The lifetime of a 2-volt non-rechargeable battery in contant use has a normal distribution with a mean of 516 hours and a standard deviation of 20 hours. Ninety percent of all batteries have a lifetime less than ?
see the other post.
541.6
To find the lifetime at which 90% of batteries have a lesser lifetime, we need to find the value that corresponds to the 90th percentile of the normal distribution.
To do this, we can use the Z-score formula and the standard normal distribution table.
1. Calculate the Z-score corresponding to the desired percentile. For a normal distribution, the Z-score represents the number of standard deviations a value is above or below the mean.
Z = InvNorm(0.90) [using a normal distribution table or statistical software]
2. Use the Z-score formula to find the actual value:
X = μ + Z * σ
Where:
X = Value at the desired percentile (lifetime in this case)
μ = Mean of the distribution (516 hours)
Z = Z-score corresponding to the desired percentile (found in step 1)
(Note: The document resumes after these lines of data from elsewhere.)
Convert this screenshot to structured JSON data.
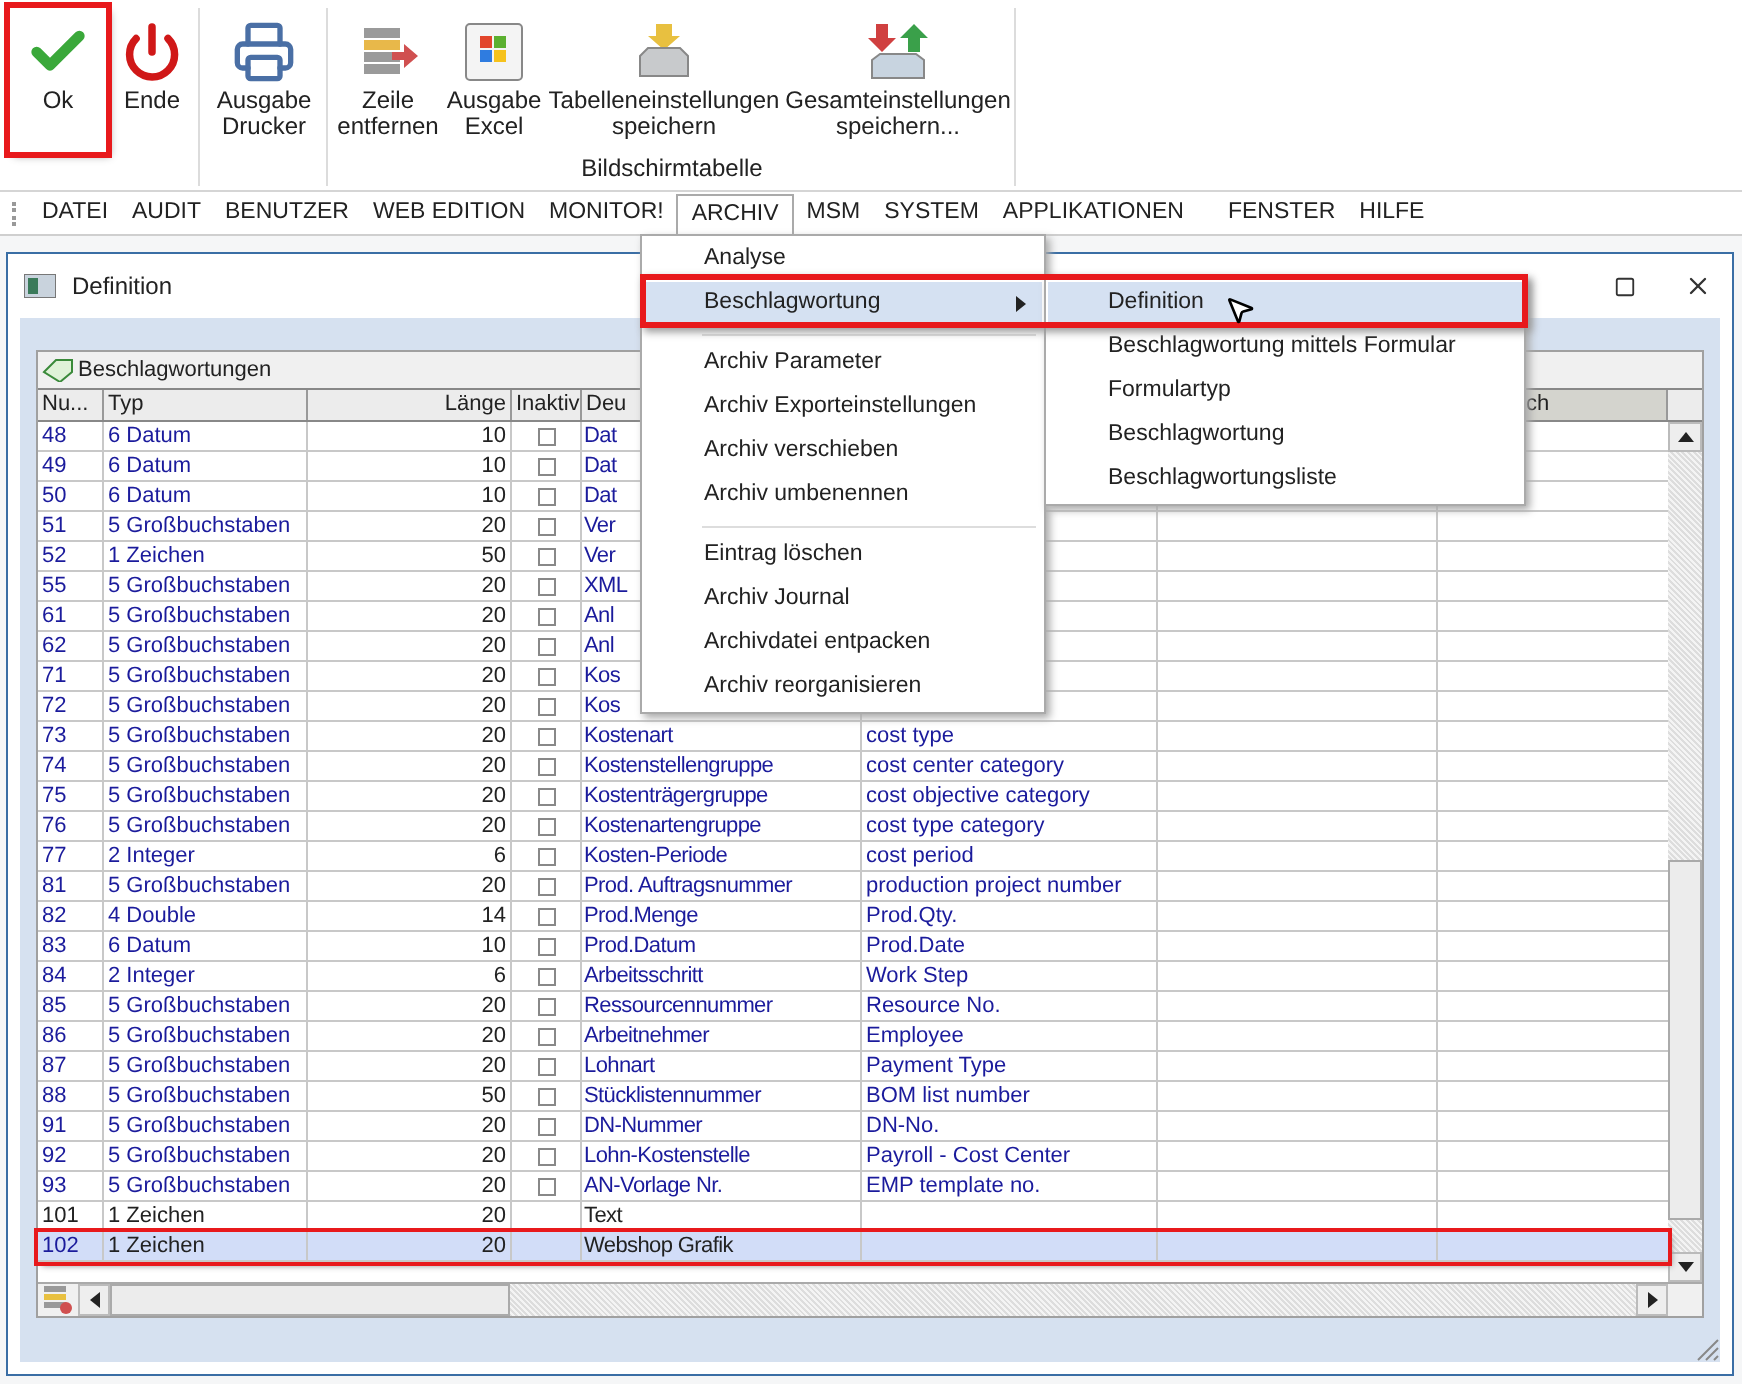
{
  "toolbar": {
    "groups": [
      {
        "buttons": [
          {
            "lines": [
              "Ok"
            ],
            "highlighted": true
          },
          {
            "lines": [
              "Ende"
            ],
            "highlighted": false
          }
        ]
      },
      {
        "buttons": [
          {
            "lines": [
              "Ausgabe",
              "Drucker"
            ],
            "highlighted": false
          }
        ]
      },
      {
        "label": "Bildschirmtabelle",
        "buttons": [
          {
            "lines": [
              "Zeile",
              "entfernen"
            ],
            "highlighted": false
          },
          {
            "lines": [
              "Ausgabe",
              "Excel"
            ],
            "highlighted": false
          },
          {
            "lines": [
              "Tabelleneinstellungen",
              "speichern"
            ],
            "highlighted": false
          },
          {
            "lines": [
              "Gesamteinstellungen",
              "speichern..."
            ],
            "highlighted": false
          }
        ]
      }
    ]
  },
  "menubar": [
    {
      "label": "DATEI",
      "selected": false
    },
    {
      "label": "AUDIT",
      "selected": false
    },
    {
      "label": "BENUTZER",
      "selected": false
    },
    {
      "label": "WEB EDITION",
      "selected": false
    },
    {
      "label": "MONITOR!",
      "selected": false
    },
    {
      "label": "ARCHIV",
      "selected": true
    },
    {
      "label": "MSM",
      "selected": false
    },
    {
      "label": "SYSTEM",
      "selected": false
    },
    {
      "label": "APPLIKATIONEN",
      "selected": false
    },
    {
      "label": "FENSTER",
      "selected": false
    },
    {
      "label": "HILFE",
      "selected": false
    }
  ],
  "menu": [
    {
      "kind": "item",
      "label": "Analyse",
      "selected": false,
      "submenu": false
    },
    {
      "kind": "item",
      "label": "Beschlagwortung",
      "selected": true,
      "submenu": true
    },
    {
      "kind": "separator"
    },
    {
      "kind": "item",
      "label": "Archiv Parameter",
      "selected": false,
      "submenu": false
    },
    {
      "kind": "item",
      "label": "Archiv Exporteinstellungen",
      "selected": false,
      "submenu": false
    },
    {
      "kind": "item",
      "label": "Archiv verschieben",
      "selected": false,
      "submenu": false
    },
    {
      "kind": "item",
      "label": "Archiv umbenennen",
      "selected": false,
      "submenu": false
    },
    {
      "kind": "separator"
    },
    {
      "kind": "item",
      "label": "Eintrag löschen",
      "selected": false,
      "submenu": false
    },
    {
      "kind": "item",
      "label": "Archiv Journal",
      "selected": false,
      "submenu": false
    },
    {
      "kind": "item",
      "label": "Archivdatei entpacken",
      "selected": false,
      "submenu": false
    },
    {
      "kind": "item",
      "label": "Archiv reorganisieren",
      "selected": false,
      "submenu": false
    }
  ],
  "submenu": [
    {
      "label": "Definition",
      "selected": true,
      "highlighted": true
    },
    {
      "label": "Beschlagwortung mittels Formular",
      "selected": false,
      "highlighted": false
    },
    {
      "label": "Formulartyp",
      "selected": false,
      "highlighted": false
    },
    {
      "label": "Beschlagwortung",
      "selected": false,
      "highlighted": false
    },
    {
      "label": "Beschlagwortungsliste",
      "selected": false,
      "highlighted": false
    }
  ],
  "window": {
    "title": "Definition"
  },
  "panel": {
    "title": "Beschlagwortungen"
  },
  "table": {
    "columns": [
      {
        "label": "Nu..."
      },
      {
        "label": "Typ"
      },
      {
        "label": "Länge"
      },
      {
        "label": "Inaktiv"
      },
      {
        "label": "Deu"
      },
      {},
      {},
      {
        "label": "ch"
      }
    ],
    "rows": [
      {
        "nr": "48",
        "typ": "6 Datum",
        "len": "10",
        "checked": false,
        "deu": "Dat",
        "selected": false,
        "highlighted": false
      },
      {
        "nr": "49",
        "typ": "6 Datum",
        "len": "10",
        "checked": false,
        "deu": "Dat",
        "selected": false,
        "highlighted": false
      },
      {
        "nr": "50",
        "typ": "6 Datum",
        "len": "10",
        "checked": false,
        "deu": "Dat",
        "selected": false,
        "highlighted": false
      },
      {
        "nr": "51",
        "typ": "5 Großbuchstaben",
        "len": "20",
        "checked": false,
        "deu": "Ver",
        "selected": false,
        "highlighted": false
      },
      {
        "nr": "52",
        "typ": "1 Zeichen",
        "len": "50",
        "checked": false,
        "deu": "Ver",
        "selected": false,
        "highlighted": false
      },
      {
        "nr": "55",
        "typ": "5 Großbuchstaben",
        "len": "20",
        "checked": false,
        "deu": "XML",
        "selected": false,
        "highlighted": false
      },
      {
        "nr": "61",
        "typ": "5 Großbuchstaben",
        "len": "20",
        "checked": false,
        "deu": "Anl",
        "selected": false,
        "highlighted": false
      },
      {
        "nr": "62",
        "typ": "5 Großbuchstaben",
        "len": "20",
        "checked": false,
        "deu": "Anl",
        "selected": false,
        "highlighted": false
      },
      {
        "nr": "71",
        "typ": "5 Großbuchstaben",
        "len": "20",
        "checked": false,
        "deu": "Kos",
        "selected": false,
        "highlighted": false
      },
      {
        "nr": "72",
        "typ": "5 Großbuchstaben",
        "len": "20",
        "checked": false,
        "deu": "Kos",
        "selected": false,
        "highlighted": false
      },
      {
        "nr": "73",
        "typ": "5 Großbuchstaben",
        "len": "20",
        "checked": false,
        "deu": "Kostenart",
        "en": "cost type",
        "selected": false,
        "highlighted": false
      },
      {
        "nr": "74",
        "typ": "5 Großbuchstaben",
        "len": "20",
        "checked": false,
        "deu": "Kostenstellengruppe",
        "en": "cost center category",
        "selected": false,
        "highlighted": false
      },
      {
        "nr": "75",
        "typ": "5 Großbuchstaben",
        "len": "20",
        "checked": false,
        "deu": "Kostenträgergruppe",
        "en": "cost objective category",
        "selected": false,
        "highlighted": false
      },
      {
        "nr": "76",
        "typ": "5 Großbuchstaben",
        "len": "20",
        "checked": false,
        "deu": "Kostenartengruppe",
        "en": "cost type category",
        "selected": false,
        "highlighted": false
      },
      {
        "nr": "77",
        "typ": "2 Integer",
        "len": "6",
        "checked": false,
        "deu": "Kosten-Periode",
        "en": "cost period",
        "selected": false,
        "highlighted": false
      },
      {
        "nr": "81",
        "typ": "5 Großbuchstaben",
        "len": "20",
        "checked": false,
        "deu": "Prod. Auftragsnummer",
        "en": "production project number",
        "selected": false,
        "highlighted": false
      },
      {
        "nr": "82",
        "typ": "4 Double",
        "len": "14",
        "checked": false,
        "deu": "Prod.Menge",
        "en": "Prod.Qty.",
        "selected": false,
        "highlighted": false
      },
      {
        "nr": "83",
        "typ": "6 Datum",
        "len": "10",
        "checked": false,
        "deu": "Prod.Datum",
        "en": "Prod.Date",
        "selected": false,
        "highlighted": false
      },
      {
        "nr": "84",
        "typ": "2 Integer",
        "len": "6",
        "checked": false,
        "deu": "Arbeitsschritt",
        "en": "Work Step",
        "selected": false,
        "highlighted": false
      },
      {
        "nr": "85",
        "typ": "5 Großbuchstaben",
        "len": "20",
        "checked": false,
        "deu": "Ressourcennummer",
        "en": "Resource No.",
        "selected": false,
        "highlighted": false
      },
      {
        "nr": "86",
        "typ": "5 Großbuchstaben",
        "len": "20",
        "checked": false,
        "deu": "Arbeitnehmer",
        "en": "Employee",
        "selected": false,
        "highlighted": false
      },
      {
        "nr": "87",
        "typ": "5 Großbuchstaben",
        "len": "20",
        "checked": false,
        "deu": "Lohnart",
        "en": "Payment Type",
        "selected": false,
        "highlighted": false
      },
      {
        "nr": "88",
        "typ": "5 Großbuchstaben",
        "len": "50",
        "checked": false,
        "deu": "Stücklistennummer",
        "en": "BOM list number",
        "selected": false,
        "highlighted": false
      },
      {
        "nr": "91",
        "typ": "5 Großbuchstaben",
        "len": "20",
        "checked": false,
        "deu": "DN-Nummer",
        "en": "DN-No.",
        "selected": false,
        "highlighted": false
      },
      {
        "nr": "92",
        "typ": "5 Großbuchstaben",
        "len": "20",
        "checked": false,
        "deu": "Lohn-Kostenstelle",
        "en": "Payroll - Cost Center",
        "selected": false,
        "highlighted": false
      },
      {
        "nr": "93",
        "typ": "5 Großbuchstaben",
        "len": "20",
        "checked": false,
        "deu": "AN-Vorlage Nr.",
        "en": "EMP template no.",
        "selected": false,
        "highlighted": false
      },
      {
        "nr": "101",
        "typ": "1 Zeichen",
        "len": "20",
        "deu": "Text",
        "selected": false,
        "highlighted": false
      },
      {
        "nr": "102",
        "typ": "1 Zeichen",
        "len": "20",
        "deu": "Webshop Grafik",
        "selected": true,
        "highlighted": true
      }
    ]
  }
}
σ = Standard deviation of the distribution (20 hours)
3. Calculate the value:
X = 516 + Z * 20
Now, let's calculate the value at the 90th percentile.
Z = InvNorm(0.90) ~= 1.2816 (using a Z-score table or statistical software)
X = 516 + 1.2816 * 20 ~= 542.632 hours
Therefore, 90% of all 2-volt non-rechargeable batteries in constant use have a lifetime less than approximately 542.632 hours.